The proposed 20-acre Timber Springs retirement community cleared another hurdle Tuesday night when city commissioners approved the development plan.
Now, the plans must go before the Planning and Zoning Commission before the developers get the city's complete blessing to construct the project off of Maroney Drive in the northeast part of town.
The development plan includes more than 100 independent living apartments, 21 individual home plots and a nursing facility. A privacy fence and a landscape barrier will separate the retirement community from the other residential homes in the adjacent subdivision, according to planners.
Joe Geer of the Archangel Capital Partners group, which is looking to make the project a reality, told commissioners at their regularly scheduled meeting that his company has at least two financing streams to fund the project.
"We have researched several financing vehicles, and we believe we have two that are going to work for us," Geer said. "We have our primary one that we're running down the road on right now. We've had very successful progress, albeit slow."
Geer noted that the economic slow down has affected finding a lender. But he said he is "excited," nonetheless, about the direction in which the project is moving.
Two residents at the meeting expressed concerns over how the development would negatively affect the drainage on Maroney Drive, since the proposed site is on the top of a hill.
Steve Bartlett of Barwin Engineering Consultants, who is assisting the project's developers, told the commission that the designs for the plan, as required by the city, includes an extensive storm drainage system that will mitigate the effects of an increased runoff due to the development.
In other business, commissioners adopted a resolution to accept $75,000 in stimulus funds to help the city become more energy efficient. City Manager Jim Jeffers told the commissioners that city staff is researching how to best use the money and will present commissioners with the spending options when they are determined.
Commissioners unanimously approved an ordinance establishing the application process for a municipal setting designation, which is an official designation given to properties within a municipality certifying that groundwater at the property is not used as potable water because the property is contaminated beyond acceptable levels. Cities must enforce the measure through an ordinance, but the Texas Commission on Environmental Quality will have final say on which properties are granted an MSD.
Commissioners were told by local hydrologist Glen Collier that the purpose of MSDs are to relax clean-up requirements at derelict commercial sites in order to spur economic development. He said the designation will not affect the city's drinking water, which is obtained from aquifers hundreds of feet below the ground water table.
"It's an ordinance that I feel provides a logical and needed balance between economic development and reasonable protection of the environment," Collier told commissioners.
Among the requirements an applicant must complete before obtaining an MSD include paying a $2,000 application fee and attending public hearings on the affected property. The site also must already be served by the public water works. The MSD will not eliminate the property owners responsibility for contamination on the surface or in ponds or streams.
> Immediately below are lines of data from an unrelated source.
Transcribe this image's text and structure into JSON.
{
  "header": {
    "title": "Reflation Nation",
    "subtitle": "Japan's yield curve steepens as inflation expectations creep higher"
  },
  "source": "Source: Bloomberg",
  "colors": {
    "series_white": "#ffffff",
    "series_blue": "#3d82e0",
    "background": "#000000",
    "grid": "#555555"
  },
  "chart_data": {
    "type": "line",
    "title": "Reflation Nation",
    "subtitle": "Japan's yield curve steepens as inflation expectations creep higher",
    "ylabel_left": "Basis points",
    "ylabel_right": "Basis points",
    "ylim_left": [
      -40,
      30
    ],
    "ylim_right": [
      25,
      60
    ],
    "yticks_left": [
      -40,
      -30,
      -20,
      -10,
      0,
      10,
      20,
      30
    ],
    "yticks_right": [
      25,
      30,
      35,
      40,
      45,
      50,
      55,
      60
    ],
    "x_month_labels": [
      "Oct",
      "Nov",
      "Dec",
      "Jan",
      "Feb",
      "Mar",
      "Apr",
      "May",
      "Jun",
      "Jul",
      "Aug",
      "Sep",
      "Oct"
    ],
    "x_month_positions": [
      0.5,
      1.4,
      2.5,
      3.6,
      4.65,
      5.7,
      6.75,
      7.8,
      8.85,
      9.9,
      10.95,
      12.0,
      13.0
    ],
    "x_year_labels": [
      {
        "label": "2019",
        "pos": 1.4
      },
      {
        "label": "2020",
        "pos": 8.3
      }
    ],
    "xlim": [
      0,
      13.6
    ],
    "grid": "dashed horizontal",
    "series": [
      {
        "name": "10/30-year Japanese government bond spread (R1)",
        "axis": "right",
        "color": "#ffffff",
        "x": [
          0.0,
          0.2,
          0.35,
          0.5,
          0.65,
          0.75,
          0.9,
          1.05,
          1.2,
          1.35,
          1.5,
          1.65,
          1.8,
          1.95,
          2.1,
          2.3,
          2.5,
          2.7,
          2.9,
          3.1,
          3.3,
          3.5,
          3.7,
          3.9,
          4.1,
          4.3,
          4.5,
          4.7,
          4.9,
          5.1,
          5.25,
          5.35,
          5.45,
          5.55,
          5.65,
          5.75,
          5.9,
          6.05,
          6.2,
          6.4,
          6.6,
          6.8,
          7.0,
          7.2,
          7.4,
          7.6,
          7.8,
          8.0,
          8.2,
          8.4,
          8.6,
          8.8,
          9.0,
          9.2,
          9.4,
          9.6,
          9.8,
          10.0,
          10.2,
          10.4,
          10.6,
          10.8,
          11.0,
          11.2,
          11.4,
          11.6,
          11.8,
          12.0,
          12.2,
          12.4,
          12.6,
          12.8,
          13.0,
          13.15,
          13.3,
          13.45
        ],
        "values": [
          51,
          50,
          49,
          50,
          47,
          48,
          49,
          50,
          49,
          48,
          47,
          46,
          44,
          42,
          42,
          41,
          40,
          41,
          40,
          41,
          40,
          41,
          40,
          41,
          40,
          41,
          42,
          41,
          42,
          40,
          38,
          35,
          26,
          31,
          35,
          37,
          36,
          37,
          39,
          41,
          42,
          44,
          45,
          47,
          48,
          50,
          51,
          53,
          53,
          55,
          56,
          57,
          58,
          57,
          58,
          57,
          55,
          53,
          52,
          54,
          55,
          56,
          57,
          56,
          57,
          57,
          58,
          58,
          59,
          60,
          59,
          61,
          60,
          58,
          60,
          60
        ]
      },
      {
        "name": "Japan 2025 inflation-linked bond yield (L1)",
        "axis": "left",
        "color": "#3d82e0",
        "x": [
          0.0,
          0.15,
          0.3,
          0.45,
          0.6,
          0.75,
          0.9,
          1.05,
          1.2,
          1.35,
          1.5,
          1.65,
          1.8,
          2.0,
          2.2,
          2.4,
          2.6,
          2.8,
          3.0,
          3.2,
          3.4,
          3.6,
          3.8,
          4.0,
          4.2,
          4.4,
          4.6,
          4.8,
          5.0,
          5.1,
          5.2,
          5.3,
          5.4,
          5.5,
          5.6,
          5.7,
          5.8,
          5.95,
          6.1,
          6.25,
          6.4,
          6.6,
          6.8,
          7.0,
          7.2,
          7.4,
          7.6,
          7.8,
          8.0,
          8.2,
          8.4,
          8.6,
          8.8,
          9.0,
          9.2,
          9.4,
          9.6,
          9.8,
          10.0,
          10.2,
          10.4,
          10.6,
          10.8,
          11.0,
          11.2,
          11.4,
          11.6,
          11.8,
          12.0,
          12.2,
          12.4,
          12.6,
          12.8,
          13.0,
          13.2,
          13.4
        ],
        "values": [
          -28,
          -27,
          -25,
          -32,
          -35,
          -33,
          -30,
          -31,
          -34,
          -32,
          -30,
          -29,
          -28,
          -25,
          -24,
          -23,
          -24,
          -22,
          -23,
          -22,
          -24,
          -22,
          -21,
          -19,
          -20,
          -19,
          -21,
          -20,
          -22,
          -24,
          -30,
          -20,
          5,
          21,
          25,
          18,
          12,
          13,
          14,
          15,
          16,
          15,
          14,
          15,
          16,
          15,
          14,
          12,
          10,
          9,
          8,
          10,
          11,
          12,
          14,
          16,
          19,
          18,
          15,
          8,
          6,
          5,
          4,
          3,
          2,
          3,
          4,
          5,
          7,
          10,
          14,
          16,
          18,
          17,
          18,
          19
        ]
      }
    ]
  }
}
The Metro Store located at 1101 Shawnee in southeast Nacogdoches received its final death sentence from city commissioners and will be demolished. In September, The Daily Sentinel published a story about Steve Douglass, the man trying to save the old neighborhood landmark from being destroyed. But neither he nor the owner of the property attended Tuesday's meeting. Officials have noted that in recent years the Metro has become a blight on the predominantly African-American community in which is it located and has for many years been the center of criminal activity. The Metro is set to be destroyed within the next 90 days.
Other items covered at Tuesday's meeting included:
• SCS Engineers were approved by the commissioners to cover a 20-acre block of land at the landfill that is filled. The estimated cost of construction is $868,862, and the consultant fee will not exceed $167,740. The city is not expected to need to cover another block at the landfill for another eight years, commissioners were told by interim City Engineer Brice Clements.
• Duplichain Contractors were awarded a bid of $358,000 to rehabilitate more than 4,500 feet of sewer line from Starr Avenue to Park Street along the Lanana Creek The line has experienced failures before, and the repair project is expected to be completed by June, 2010.
• Mayor Roger Van Horn issued a proclamation to Municipal Court Judge Juanita Springer in honor of "Municipal Court Week," which is Nov. 2 through 6.
• An agenda item to consider authorizing a tax resale for properties between Stewart Street and Railroad Street was struck from the consent agenda.
• Commissioners voted to approve $31,500 in spending for airport maintenance, including water line improvements and pollution prevention.